Previous Entries in the series include:
- Lights Out: First Blood (2011)
- Lights Out: Nightmare Theatre (2012)
- Lights Out: Twisted Fairytales (2013)
- Lights Out: Monsters (2014)
- Lights Out: Nigerian Horror Story (2015)
To celebrate its sixth year, The Lights Out series expands into a full-fledged, continent-wide anthology, digging deep to find some of the best buried African horror fiction.
This year, Lights Out issues a special edition of 10 horror stories – some original, some re-issued, all excellent – by some of the best African writers working today. These stories are set in Africa, feature African characters and explore African fears through the horror genre.
This is: Lights Out: Resurrection
Why the theme of ‘resurrection’, this year?
Well, resurrection has two meanings, according to the Mariam-Webster dictionary.
- To raise from the dead
- To bring to view, attention, or, to use again
Similarly, we call this collection Lights Out: Resurrection for two reasons:
- Some of the stories in this collection are brand new horror stories focused on the theme of Resurrection: The return of the dead, of that which was buried.
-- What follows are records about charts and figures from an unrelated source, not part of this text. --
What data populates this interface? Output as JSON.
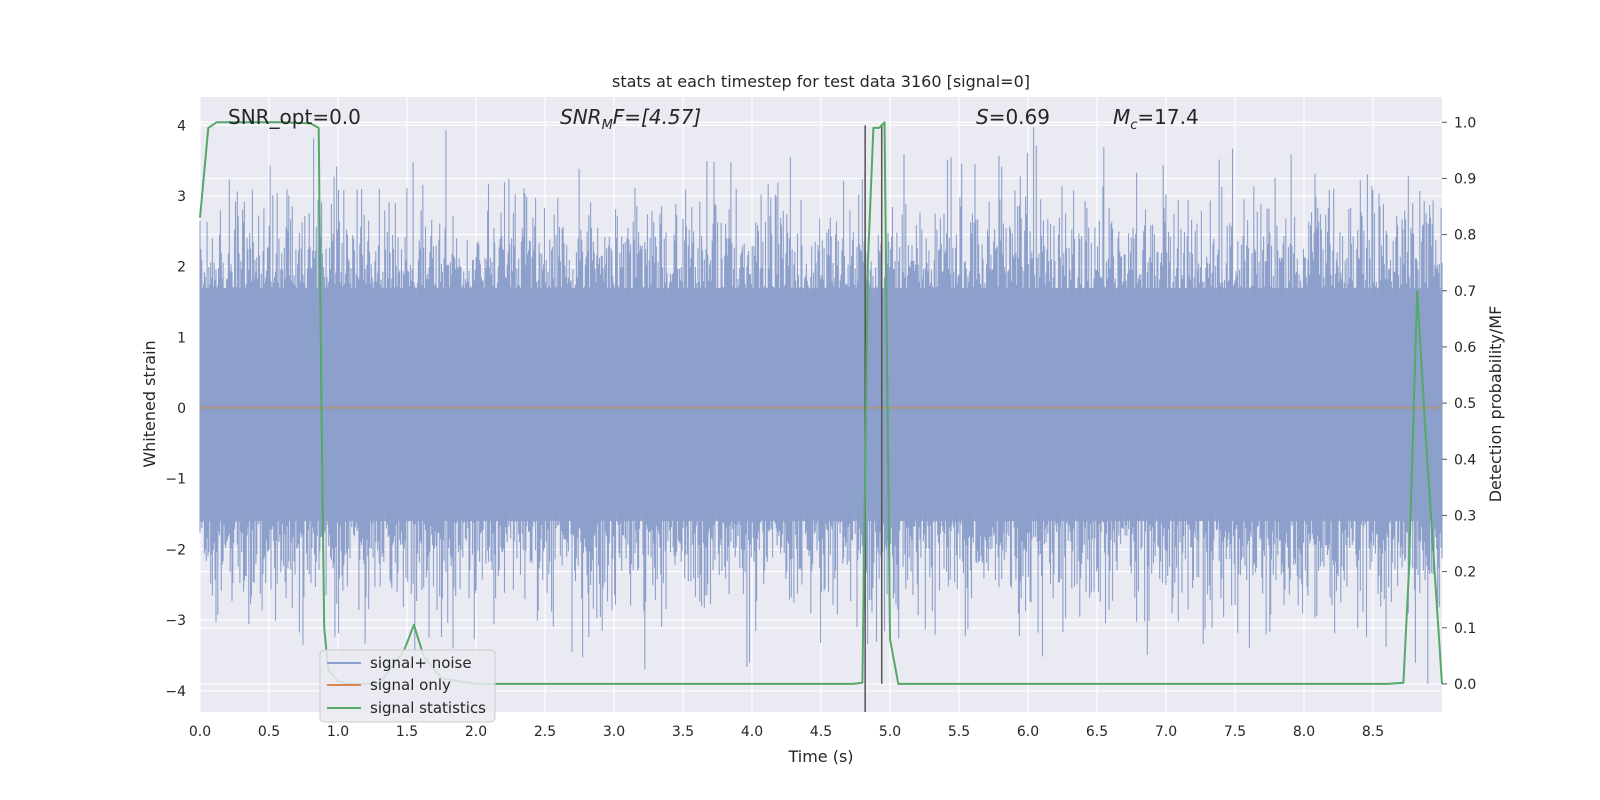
{
  "chart_data": {
    "type": "line",
    "title": "stats at each timestep for test data 3160 [signal=0]",
    "xlabel": "Time (s)",
    "ylabel": "Whitened strain",
    "y2label": "Detection probability/MF",
    "xlim": [
      0.0,
      9.0
    ],
    "ylim": [
      -4.3,
      4.4
    ],
    "y2lim": [
      -0.05,
      1.045
    ],
    "grid": true,
    "legend_position": "lower-left",
    "x_ticks": [
      "0.0",
      "0.5",
      "1.0",
      "1.5",
      "2.0",
      "2.5",
      "3.0",
      "3.5",
      "4.0",
      "4.5",
      "5.0",
      "5.5",
      "6.0",
      "6.5",
      "7.0",
      "7.5",
      "8.0",
      "8.5"
    ],
    "y_ticks": [
      "4",
      "3",
      "2",
      "1",
      "0",
      "−1",
      "−2",
      "−3",
      "−4"
    ],
    "y2_ticks": [
      "1.0",
      "0.9",
      "0.8",
      "0.7",
      "0.6",
      "0.5",
      "0.4",
      "0.3",
      "0.2",
      "0.1",
      "0.0"
    ],
    "annotations": {
      "snr_opt": "SNR_opt=0.0",
      "snr_mf_main": "SNR",
      "snr_mf_sub": "M",
      "snr_mf_rest": "F=[4.57]",
      "s_main": "S",
      "s_rest": "=0.69",
      "mc_main": "M",
      "mc_sub": "c",
      "mc_rest": "=17.4"
    },
    "series": [
      {
        "name": "signal+ noise",
        "color": "#8da0cb",
        "description": "whitened strain noise, roughly within ±2.5 with occasional spikes to about ±4 across 0–9 s",
        "envelope_typical": [
          -1.6,
          1.7
        ],
        "envelope_extreme": [
          -3.9,
          4.0
        ]
      },
      {
        "name": "signal only",
        "color": "#dd8452",
        "x": [
          0.0,
          9.0
        ],
        "y": [
          0.0,
          0.0
        ]
      },
      {
        "name": "signal statistics",
        "color": "#55a868",
        "axis": "right",
        "x": [
          0.0,
          0.06,
          0.12,
          0.2,
          0.4,
          0.6,
          0.8,
          0.86,
          0.88,
          0.9,
          0.93,
          1.0,
          1.06,
          1.3,
          1.48,
          1.55,
          1.62,
          1.75,
          2.0,
          3.0,
          4.0,
          4.5,
          4.73,
          4.8,
          4.84,
          4.88,
          4.92,
          4.96,
          5.0,
          5.06,
          5.2,
          6.0,
          7.0,
          8.0,
          8.6,
          8.72,
          8.76,
          8.82,
          8.88,
          8.96,
          9.0
        ],
        "y": [
          0.83,
          0.99,
          1.0,
          1.0,
          1.0,
          1.0,
          0.998,
          0.99,
          0.5,
          0.1,
          0.025,
          0.005,
          0.0,
          0.0,
          0.06,
          0.105,
          0.05,
          0.01,
          0.0,
          0.0,
          0.0,
          0.0,
          0.0,
          0.002,
          0.75,
          0.99,
          0.99,
          1.0,
          0.08,
          0.0,
          0.0,
          0.0,
          0.0,
          0.0,
          0.0,
          0.002,
          0.2,
          0.7,
          0.45,
          0.15,
          0.0
        ]
      }
    ],
    "vertical_lines": [
      {
        "x": 4.82,
        "y_from": -4.3,
        "y_to": 4.0,
        "color": "#555555"
      },
      {
        "x": 4.94,
        "y_from": -3.9,
        "y_to": 4.0,
        "color": "#555555"
      }
    ]
  }
}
Buried people, buried secrets, buried prejudices, buried sins. These stories explore what happens when the things we thought we’d put away return for us and find their way back into the world. They explore that which is raised from the dead.
- Some of these stories have appeared in print but never online before. They are by self-published writers who have made a name and a business for themselves especially in the genre of horror fiction. We have resurrected their work and present it you know for your frightful pleasure side by side with edited and improved versions of some of the best stories from the previous editions of the Lights Out series that also explore the subject of resurrection. We have added thousands of words of text, changed endings and fleshed out characters that they may rise and live again. They are brought back to your view, your attention, used again.
The stories in this book are not sweet. There is murder, infidelity, cruelty, theft, rape, racism, and much more besides the monsters and ghouls. This is a horror collection after all, and every fictional horror derives its power, in sum or in part, from a real one. But there is love too, and kindness and hope in some places. I personally believe that horror stories are good for us. As the Stephen King quote that opens this book says, “We make up horrors to help us cope with the real ones.”
I hope you enjoy this book, that you are scared and horrified by it, that it gets your blood pumping and your heart racing, that it gets your mind wondering, thinking about old horrors in new ways and that when the book is done, you go back into the world comforted by the knowledge that the fictional horrors are not real but keenly aware of those horrors that are.
Wole Talabi is a full-time engineer, part-time writer and some-time editor with a fondness for science fiction and fantasy. His stories have appeared or are forthcoming in Lightspeed Magazine, The Magazine of Fantasy and Science Fiction, Terraform, the Imagine Africa 500 anthology, Futuristica Vol. 1, Omenana, Abyss & Apex, The Kalahari Review, and several other places. He is the consulting fiction editor for TheNakedConvos (TNC). He edited the anthology These Words Expose Us and co-wrote the play Color Me Man. He currently lives and works in Kuala Lumpur, Malaysia.